Philippe Géminéon, directeur de Grand Hôpital


Le partenariat industriel Obéron-Dalyoha a hissé la Principauté de Carnavale bien au-dessus de ce que nos ennemis pouvaient imaginer ! Il ne s'agit plus seulement de tirer un missile dont la charge explosive est nécessairement limitée dans sa portée, voire pire : un missile que l'on intercepte en le faisant exploser en vol. Il s'agit de faire pleuvoir la mort chimique, bactériologique et virologique sur un territoire non pas pour y faire des dégâts matériels, mais humains.
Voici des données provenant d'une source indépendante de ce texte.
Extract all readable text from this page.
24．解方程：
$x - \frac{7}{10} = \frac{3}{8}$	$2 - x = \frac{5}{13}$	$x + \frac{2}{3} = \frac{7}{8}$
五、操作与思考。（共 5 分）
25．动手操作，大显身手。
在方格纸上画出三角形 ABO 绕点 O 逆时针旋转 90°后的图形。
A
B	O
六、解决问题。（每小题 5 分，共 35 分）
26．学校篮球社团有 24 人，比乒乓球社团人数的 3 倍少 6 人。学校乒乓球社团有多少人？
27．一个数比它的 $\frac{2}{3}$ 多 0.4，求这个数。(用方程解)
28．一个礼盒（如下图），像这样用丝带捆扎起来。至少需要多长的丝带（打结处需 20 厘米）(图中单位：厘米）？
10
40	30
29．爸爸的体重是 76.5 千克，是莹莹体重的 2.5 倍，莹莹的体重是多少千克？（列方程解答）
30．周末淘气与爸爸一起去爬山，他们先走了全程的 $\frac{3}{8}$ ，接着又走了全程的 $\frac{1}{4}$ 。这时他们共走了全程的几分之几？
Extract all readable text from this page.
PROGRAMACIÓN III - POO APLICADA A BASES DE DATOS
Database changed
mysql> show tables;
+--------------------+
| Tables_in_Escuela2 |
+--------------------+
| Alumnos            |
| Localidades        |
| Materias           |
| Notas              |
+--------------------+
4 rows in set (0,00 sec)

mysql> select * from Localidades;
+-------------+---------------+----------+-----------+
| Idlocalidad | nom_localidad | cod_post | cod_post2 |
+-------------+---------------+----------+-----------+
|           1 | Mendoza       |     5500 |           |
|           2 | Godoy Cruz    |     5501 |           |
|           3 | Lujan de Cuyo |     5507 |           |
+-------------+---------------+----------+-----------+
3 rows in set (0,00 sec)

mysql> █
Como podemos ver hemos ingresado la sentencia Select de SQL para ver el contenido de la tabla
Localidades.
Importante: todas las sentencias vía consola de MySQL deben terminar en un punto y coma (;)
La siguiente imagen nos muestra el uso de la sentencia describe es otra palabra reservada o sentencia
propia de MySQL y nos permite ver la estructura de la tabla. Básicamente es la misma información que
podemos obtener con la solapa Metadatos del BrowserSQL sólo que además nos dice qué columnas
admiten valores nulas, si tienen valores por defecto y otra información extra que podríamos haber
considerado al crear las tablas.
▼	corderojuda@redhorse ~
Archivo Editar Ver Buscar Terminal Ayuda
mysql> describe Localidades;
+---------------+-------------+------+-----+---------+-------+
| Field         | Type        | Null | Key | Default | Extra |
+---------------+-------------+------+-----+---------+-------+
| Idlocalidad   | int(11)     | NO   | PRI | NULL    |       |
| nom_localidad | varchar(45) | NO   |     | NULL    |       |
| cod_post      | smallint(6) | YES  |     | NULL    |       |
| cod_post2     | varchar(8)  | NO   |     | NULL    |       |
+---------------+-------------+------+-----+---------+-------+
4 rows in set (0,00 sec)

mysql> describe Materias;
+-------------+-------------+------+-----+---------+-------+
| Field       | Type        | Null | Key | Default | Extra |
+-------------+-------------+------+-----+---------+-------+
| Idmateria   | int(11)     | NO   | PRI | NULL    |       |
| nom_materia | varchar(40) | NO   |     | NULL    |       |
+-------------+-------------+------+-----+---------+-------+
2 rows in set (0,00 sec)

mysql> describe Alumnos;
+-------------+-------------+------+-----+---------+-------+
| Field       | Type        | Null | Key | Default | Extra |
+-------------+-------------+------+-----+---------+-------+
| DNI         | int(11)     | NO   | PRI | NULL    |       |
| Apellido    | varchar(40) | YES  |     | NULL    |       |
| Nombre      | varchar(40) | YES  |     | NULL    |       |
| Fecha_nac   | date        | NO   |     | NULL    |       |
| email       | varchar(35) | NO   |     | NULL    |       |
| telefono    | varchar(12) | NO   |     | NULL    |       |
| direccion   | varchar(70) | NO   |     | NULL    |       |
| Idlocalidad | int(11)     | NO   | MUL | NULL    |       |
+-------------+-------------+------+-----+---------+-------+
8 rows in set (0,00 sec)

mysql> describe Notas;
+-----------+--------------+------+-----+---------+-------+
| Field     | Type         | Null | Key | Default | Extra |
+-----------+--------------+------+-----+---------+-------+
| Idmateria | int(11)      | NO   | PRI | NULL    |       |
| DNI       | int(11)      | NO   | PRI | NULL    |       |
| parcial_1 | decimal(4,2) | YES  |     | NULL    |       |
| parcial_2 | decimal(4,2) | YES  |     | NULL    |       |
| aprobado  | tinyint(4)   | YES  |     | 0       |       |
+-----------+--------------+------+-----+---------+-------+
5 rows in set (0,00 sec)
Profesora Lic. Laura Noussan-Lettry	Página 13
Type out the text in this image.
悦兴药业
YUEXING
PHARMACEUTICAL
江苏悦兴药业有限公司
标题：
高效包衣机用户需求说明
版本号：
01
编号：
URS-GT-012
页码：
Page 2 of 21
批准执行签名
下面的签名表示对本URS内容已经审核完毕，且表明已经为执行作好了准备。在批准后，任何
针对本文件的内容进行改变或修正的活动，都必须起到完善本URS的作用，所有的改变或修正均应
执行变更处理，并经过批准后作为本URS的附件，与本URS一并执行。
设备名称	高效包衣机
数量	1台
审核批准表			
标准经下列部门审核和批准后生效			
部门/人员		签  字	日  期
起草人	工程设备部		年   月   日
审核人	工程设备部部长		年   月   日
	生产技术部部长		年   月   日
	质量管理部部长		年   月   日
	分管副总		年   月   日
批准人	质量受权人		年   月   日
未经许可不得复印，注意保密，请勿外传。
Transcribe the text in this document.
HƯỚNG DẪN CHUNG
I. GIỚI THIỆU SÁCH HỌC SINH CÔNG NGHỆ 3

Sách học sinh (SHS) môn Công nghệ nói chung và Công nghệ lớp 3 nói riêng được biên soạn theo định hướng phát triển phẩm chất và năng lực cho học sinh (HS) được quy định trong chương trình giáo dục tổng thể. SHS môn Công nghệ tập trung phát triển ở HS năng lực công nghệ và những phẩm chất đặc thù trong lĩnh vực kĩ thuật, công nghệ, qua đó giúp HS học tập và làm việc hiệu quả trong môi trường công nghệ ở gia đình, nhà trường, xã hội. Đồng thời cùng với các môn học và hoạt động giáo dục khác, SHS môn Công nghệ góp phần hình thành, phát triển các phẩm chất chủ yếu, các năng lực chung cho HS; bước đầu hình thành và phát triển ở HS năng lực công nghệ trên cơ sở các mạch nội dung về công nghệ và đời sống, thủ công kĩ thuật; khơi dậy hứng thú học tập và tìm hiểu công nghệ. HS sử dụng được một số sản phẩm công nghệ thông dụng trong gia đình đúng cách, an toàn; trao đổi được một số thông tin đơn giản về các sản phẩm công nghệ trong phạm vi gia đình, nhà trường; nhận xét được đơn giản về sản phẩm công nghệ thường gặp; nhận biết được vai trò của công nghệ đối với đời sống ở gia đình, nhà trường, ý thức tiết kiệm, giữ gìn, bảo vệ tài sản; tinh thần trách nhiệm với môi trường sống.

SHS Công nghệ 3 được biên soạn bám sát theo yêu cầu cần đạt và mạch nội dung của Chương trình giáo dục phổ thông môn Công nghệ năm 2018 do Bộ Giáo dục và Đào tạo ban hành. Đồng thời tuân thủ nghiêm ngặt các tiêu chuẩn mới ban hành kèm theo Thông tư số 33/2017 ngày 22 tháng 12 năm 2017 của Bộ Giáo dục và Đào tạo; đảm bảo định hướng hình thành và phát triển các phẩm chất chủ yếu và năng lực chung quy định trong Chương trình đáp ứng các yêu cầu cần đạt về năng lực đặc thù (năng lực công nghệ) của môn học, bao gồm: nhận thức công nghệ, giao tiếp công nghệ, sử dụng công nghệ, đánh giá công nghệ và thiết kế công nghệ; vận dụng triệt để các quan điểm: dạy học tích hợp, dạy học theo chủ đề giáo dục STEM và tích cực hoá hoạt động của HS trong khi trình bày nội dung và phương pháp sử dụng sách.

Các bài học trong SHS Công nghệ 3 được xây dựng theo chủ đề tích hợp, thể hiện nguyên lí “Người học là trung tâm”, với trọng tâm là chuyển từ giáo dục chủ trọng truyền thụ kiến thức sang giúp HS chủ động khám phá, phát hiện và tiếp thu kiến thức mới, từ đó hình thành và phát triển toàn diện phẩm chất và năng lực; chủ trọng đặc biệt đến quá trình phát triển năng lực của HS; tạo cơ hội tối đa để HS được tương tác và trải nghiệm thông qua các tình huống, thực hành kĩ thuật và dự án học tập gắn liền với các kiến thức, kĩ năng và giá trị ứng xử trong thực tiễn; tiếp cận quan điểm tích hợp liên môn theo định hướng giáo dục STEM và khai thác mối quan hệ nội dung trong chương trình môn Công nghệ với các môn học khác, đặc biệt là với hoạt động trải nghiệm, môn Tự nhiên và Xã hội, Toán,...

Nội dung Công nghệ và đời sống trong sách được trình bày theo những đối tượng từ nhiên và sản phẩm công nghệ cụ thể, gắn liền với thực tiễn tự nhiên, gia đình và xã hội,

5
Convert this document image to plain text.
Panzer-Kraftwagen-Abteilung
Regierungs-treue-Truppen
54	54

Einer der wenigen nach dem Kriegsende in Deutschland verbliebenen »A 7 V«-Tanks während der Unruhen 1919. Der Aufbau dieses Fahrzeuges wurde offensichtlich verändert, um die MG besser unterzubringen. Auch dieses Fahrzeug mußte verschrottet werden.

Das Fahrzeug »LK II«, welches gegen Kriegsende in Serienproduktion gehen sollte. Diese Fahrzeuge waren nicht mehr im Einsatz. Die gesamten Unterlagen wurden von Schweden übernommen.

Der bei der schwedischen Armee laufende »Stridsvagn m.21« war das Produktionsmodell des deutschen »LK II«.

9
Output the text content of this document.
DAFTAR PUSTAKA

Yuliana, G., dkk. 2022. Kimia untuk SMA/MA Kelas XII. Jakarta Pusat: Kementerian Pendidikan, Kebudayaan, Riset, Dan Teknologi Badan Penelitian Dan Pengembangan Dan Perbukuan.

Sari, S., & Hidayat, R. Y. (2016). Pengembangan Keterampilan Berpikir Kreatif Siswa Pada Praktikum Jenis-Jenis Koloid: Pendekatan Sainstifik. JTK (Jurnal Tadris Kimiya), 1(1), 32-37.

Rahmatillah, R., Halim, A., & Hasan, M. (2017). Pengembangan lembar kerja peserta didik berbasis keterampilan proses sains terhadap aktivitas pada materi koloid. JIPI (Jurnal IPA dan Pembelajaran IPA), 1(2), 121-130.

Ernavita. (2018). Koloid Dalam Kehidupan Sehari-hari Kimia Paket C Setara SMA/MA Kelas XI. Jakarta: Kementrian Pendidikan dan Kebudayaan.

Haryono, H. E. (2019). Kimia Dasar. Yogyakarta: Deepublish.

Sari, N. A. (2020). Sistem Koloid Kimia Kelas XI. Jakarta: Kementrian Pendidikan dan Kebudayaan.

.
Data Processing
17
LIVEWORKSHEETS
Les missiles Obéron sont de nature hypersoniques et intercontinentaux ce qui signifient qu'ils sortent de l'atmosphère à une vitesse proche de Mach 6. Dans les airs, le missile se divise en une centaine de charge bactériologique qui retombent sur terre en suivant une trajectoire aléatoire contrôlée par IA, empêchant toute interception. Le but n'est pas de détruire par la puissance explosive mais de répandre un cocktail chimico-viro-bactériologique sur sa cible afin de s'attaquer à la vie sous toutes ses formes.

Les Laboratoires Dalyoha m'ont confirmé que ce cocktail est un mélange de Sabat III, de CRAMOISI et d'Hyperborée IV. Nous l'avons appelé... le Prométhée.

La salle applaudit.
Le Prométhée est la réponse radicale et définitive à opposer à ceux qui menacent la Principauté de Carnavale. Par pitié, nous ne l'avons pas tiré sur l'Empire du Nord afin de répondre de façon proportionné à la déclaration de guerre de l'aviation sylvoise et nordiste contre la Principauté. Considérant l'évolution de la situation, Mme. Pervenche Obéron et M. Blaise Dalyoha envisagent aujourd'hui d'autoriser les premiers test Prométhée sur une cible adverse.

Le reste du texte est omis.